Ele admitiu que essas operações não fazem nada para desmantelar o tráfico de drogas. " A gente entra na favela, mata vinte vagabundos e amanhã tem outros 20. É como enxugar gelo. "

Em 2008, o Rio tentou algo diferente, com a implementação das Unidades de Polícia Pacificadora (UPPs), que são unidades de policiamento de proximidade. Policiais iniciaram uma abordagem menos violenta e se aproximaram dos moradores. Os homicídios causados por policiais e os crimes violentos caíram drasticamente em comunidades com as UPPs. Trinta e oito delas operam atualmente. Algumas favelas tornaram-se tão tranquilas que os moradores realmente podiam imaginar a visita dos turistas durante as Olimpíadas.
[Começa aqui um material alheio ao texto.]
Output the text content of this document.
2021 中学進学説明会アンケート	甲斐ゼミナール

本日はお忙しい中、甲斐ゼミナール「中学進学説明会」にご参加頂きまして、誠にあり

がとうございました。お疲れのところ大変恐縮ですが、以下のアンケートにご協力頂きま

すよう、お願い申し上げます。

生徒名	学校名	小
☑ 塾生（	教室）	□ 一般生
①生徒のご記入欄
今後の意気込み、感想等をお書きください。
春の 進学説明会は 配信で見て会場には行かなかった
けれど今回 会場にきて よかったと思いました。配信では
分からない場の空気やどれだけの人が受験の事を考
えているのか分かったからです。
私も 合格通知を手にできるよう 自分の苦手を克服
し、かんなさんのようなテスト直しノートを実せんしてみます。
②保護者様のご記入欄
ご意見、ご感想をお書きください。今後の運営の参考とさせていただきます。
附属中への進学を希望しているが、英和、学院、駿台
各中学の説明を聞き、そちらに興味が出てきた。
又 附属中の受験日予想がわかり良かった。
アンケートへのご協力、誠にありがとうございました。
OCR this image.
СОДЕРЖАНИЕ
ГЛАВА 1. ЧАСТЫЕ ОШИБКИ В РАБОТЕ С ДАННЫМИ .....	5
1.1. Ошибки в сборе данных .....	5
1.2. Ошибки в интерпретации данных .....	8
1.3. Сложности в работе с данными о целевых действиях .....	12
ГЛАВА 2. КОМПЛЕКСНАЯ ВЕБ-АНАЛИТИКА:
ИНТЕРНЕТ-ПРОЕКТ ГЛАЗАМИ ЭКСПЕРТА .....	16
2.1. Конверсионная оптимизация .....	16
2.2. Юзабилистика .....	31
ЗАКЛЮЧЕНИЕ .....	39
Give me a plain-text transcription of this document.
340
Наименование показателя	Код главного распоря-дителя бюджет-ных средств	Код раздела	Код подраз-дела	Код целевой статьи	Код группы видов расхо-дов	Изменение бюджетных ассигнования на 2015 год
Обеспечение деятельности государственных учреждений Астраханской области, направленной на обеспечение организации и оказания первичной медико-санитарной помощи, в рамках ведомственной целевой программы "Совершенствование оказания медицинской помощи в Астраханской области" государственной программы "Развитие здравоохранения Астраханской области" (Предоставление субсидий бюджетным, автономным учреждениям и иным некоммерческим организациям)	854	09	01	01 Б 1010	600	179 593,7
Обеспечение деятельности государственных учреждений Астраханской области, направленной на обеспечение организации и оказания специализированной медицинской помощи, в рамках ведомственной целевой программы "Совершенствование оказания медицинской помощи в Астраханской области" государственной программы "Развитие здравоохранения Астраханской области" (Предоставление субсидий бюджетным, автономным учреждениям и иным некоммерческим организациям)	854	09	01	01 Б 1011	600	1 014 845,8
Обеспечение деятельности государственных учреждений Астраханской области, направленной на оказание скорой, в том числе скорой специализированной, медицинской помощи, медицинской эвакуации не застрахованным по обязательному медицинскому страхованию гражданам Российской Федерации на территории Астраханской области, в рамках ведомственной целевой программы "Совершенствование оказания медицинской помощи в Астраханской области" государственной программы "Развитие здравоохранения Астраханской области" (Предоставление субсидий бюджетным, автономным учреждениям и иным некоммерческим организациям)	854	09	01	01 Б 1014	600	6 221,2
“A maior conquista da UPP foi nos proteger da polícia”, um morador do Morro da Providência me contou. “A gente não tem mais um grupo de extermínio subindo a favela e matando gente”.

Mas a partir de 2013, alguns dos policiais das UPPs retornaram ao antigo padrão. Vários casos chocantes de corrupção policial, tortura e execuções extrajudiciais receberam ampla publicidade, e a frágil e recém-conquistada confiança entre a polícia e os moradores se desintegrou. “As UPPs vêm com uma proposta de mudança, de polícia de proximidade”, o comandante da UPP do morro da Mangueira, Major Marcio Rodrigues, me contou. “Mas quando o morador vê a polícia fazendo o mesmo que antes, você perde a confiança dele”.

Execuções extrajudiciais

Uma vez que se inicia o ciclo, é difícil parar. Os policiais da UPP matam mais pessoas, tornando mais difícil para eles persuadir os moradores a relatarem crimes, darem informações e se apresentarem como testemunhas. Os traficantes aproveitam o crescente isolamento das UPPs para recuperar territórios, e os moradores se veem no meio de tiroteios entre os dois lados.
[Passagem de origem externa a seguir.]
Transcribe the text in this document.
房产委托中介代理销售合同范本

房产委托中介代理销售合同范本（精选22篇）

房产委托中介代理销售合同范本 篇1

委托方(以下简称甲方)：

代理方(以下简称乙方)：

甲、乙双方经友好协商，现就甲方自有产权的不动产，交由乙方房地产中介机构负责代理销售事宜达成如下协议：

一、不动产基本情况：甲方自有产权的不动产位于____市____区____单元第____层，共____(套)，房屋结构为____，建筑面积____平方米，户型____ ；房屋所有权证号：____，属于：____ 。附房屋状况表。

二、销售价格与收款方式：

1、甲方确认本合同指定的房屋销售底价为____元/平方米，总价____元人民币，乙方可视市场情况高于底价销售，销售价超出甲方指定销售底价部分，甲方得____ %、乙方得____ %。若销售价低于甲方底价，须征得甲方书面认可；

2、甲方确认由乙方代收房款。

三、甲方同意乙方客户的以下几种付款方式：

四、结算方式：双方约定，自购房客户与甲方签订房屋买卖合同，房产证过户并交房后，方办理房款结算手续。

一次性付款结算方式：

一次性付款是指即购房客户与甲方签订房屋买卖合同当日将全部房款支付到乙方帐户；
Execuções extrajudiciais e outros abusos policiais continuam porque os responsáveis ​​raramente são levados à justiça. A polícia civil está encarregada de investigá-los, mas na maioria dos casos ela faz o trabalho pela metade. Em última instância, a responsabilidade pelas falhas é também do Ministério Público, que tem competência constitucional para fiscalizar o trabalho dos investigadores da polícia, além de autoridade para conduzir suas próprias investigações.
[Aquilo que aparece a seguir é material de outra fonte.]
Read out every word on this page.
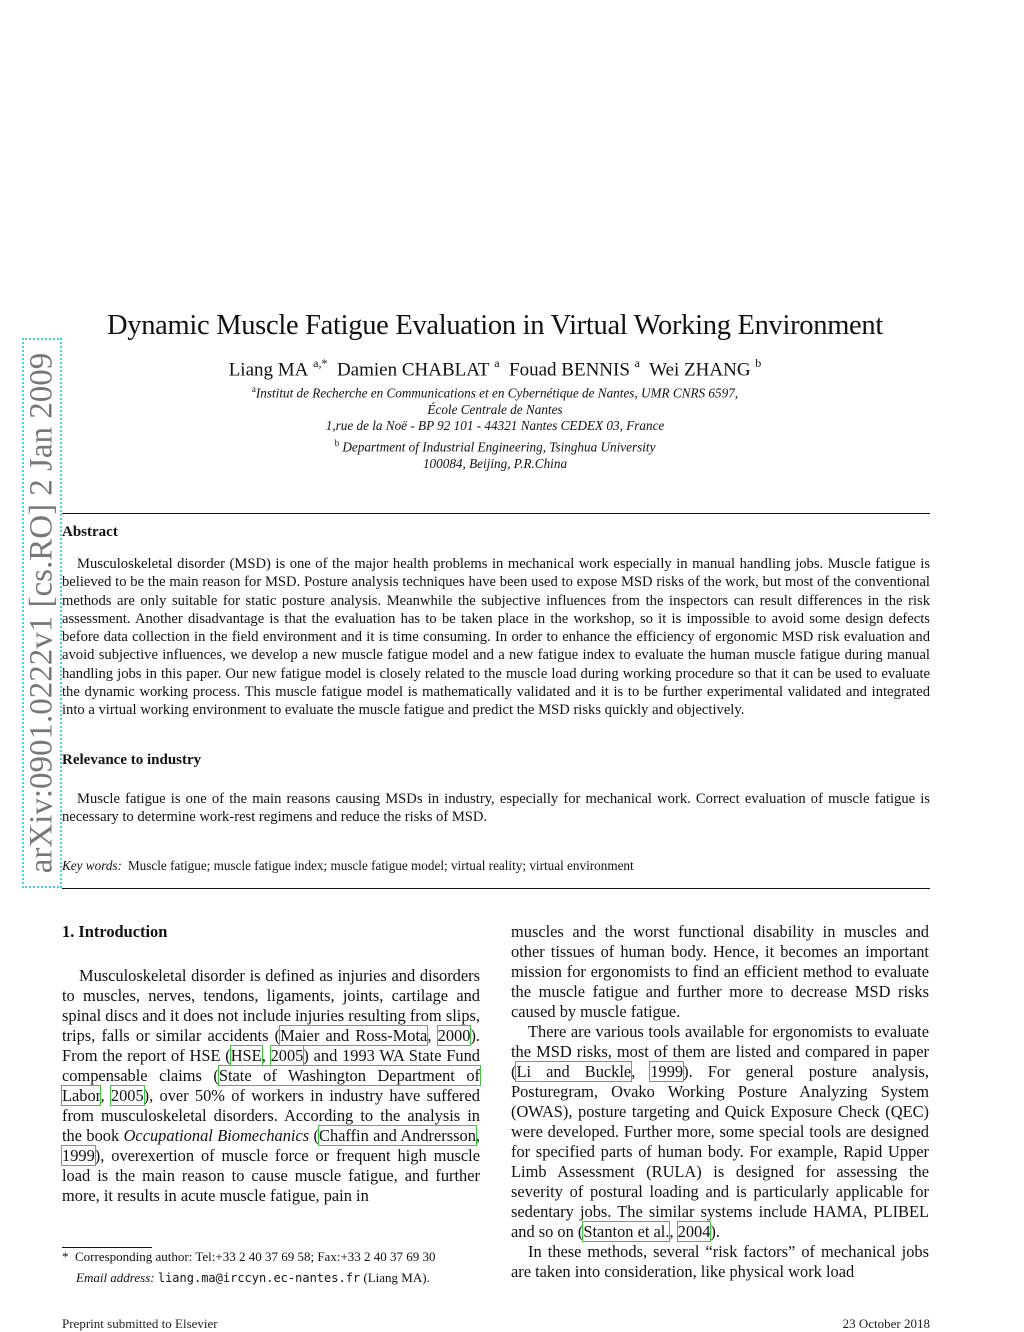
arXiv:0901.0222v1 [cs.RO] 2 Jan 2009
Dynamic Muscle Fatigue Evaluation in Virtual Working Environment
Liang MA $^{a,*}$ Damien CHABLAT $^a$ Fouad BENNIS $^a$ Wei ZHANG $^b$
$^a$Institut de Recherche en Communications et en Cybernétique de Nantes, UMR CNRS 6597,
École Centrale de Nantes
1,rue de la Noë - BP 92 101 - 44321 Nantes CEDEX 03, France
$^b$ Department of Industrial Engineering, Tsinghua University
100084, Beijing, P.R.China
Abstract

Musculoskeletal disorder (MSD) is one of the major health problems in mechanical work especially in manual handling jobs. Muscle fatigue is believed to be the main reason for MSD. Posture analysis techniques have been used to expose MSD risks of the work, but most of the conventional methods are only suitable for static posture analysis. Meanwhile the subjective influences from the inspectors can result differences in the risk assessment. Another disadvantage is that the evaluation has to be taken place in the workshop, so it is impossible to avoid some design defects before data collection in the field environment and it is time consuming. In order to enhance the efficiency of ergonomic MSD risk evaluation and avoid subjective influences, we develop a new muscle fatigue model and a new fatigue index to evaluate the human muscle fatigue during manual handling jobs in this paper. Our new fatigue model is closely related to the muscle load during working procedure so that it can be used to evaluate the dynamic working process. This muscle fatigue model is mathematically validated and it is to be further experimental validated and integrated into a virtual working environment to evaluate the muscle fatigue and predict the MSD risks quickly and objectively.

Relevance to industry

Muscle fatigue is one of the main reasons causing MSDs in industry, especially for mechanical work. Correct evaluation of muscle fatigue is necessary to determine work-rest regimens and reduce the risks of MSD.

Key words: Muscle fatigue; muscle fatigue index; muscle fatigue model; virtual reality; virtual environment

1. Introduction

Musculoskeletal disorder is defined as injuries and disorders to muscles, nerves, tendons, ligaments, joints, cartilage and spinal discs and it does not include injuries resulting from slips, trips, falls or similar accidents (Maier and Ross-Mota, 2000). From the report of HSE (HSE, 2005) and 1993 WA State Fund compensable claims (State of Washington Department of Labor, 2005), over 50% of workers in industry have suffered from musculoskeletal disorders. According to the analysis in the book Occupational Biomechanics (Chaffin and Andrersson, 1999), overexertion of muscle force or frequent high muscle load is the main reason to cause muscle fatigue, and further more, it results in acute muscle fatigue, pain in

muscles and the worst functional disability in muscles and other tissues of human body. Hence, it becomes an important mission for ergonomists to find an efficient method to evaluate the muscle fatigue and further more to decrease MSD risks caused by muscle fatigue.

There are various tools available for ergonomists to evaluate the MSD risks, most of them are listed and compared in paper (Li and Buckle, 1999). For general posture analysis, Posturegram, Ovako Working Posture Analyzing System (OWAS), posture targeting and Quick Exposure Check (QEC) were developed. Further more, some special tools are designed for specified parts of human body. For example, Rapid Upper Limb Assessment (RULA) is designed for assessing the severity of postural loading and is particularly applicable for sedentary jobs. The similar systems include HAMA, PLIBEL and so on (Stanton et al., 2004).

In these methods, several “risk factors” of mechanical jobs are taken into consideration, like physical work load

* Corresponding author: Tel:+33 2 40 37 69 58; Fax:+33 2 40 37 69 30
Email address: liang.ma@irccyn.ec-nantes.fr (Liang MA).
Preprint submitted to Elsevier	23 October 2018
As dezenas de milhares de agentes enviados para reforçar a segurança nas Olimpíadas e nos pontos turísticos devem deixar o Rio logo após o final dos jogos. A maioria dos moradores das favelas continuarão a viver com medo, tanto dos traficantes quanto da polícia.

O Rio precisa desesperadamente que suas comunidades e sua polícia construam uma relação de confiança e de respeito. A melhor maneira de alcançar isso é promover a responsabilização efetiva de policiais que cometem abusos.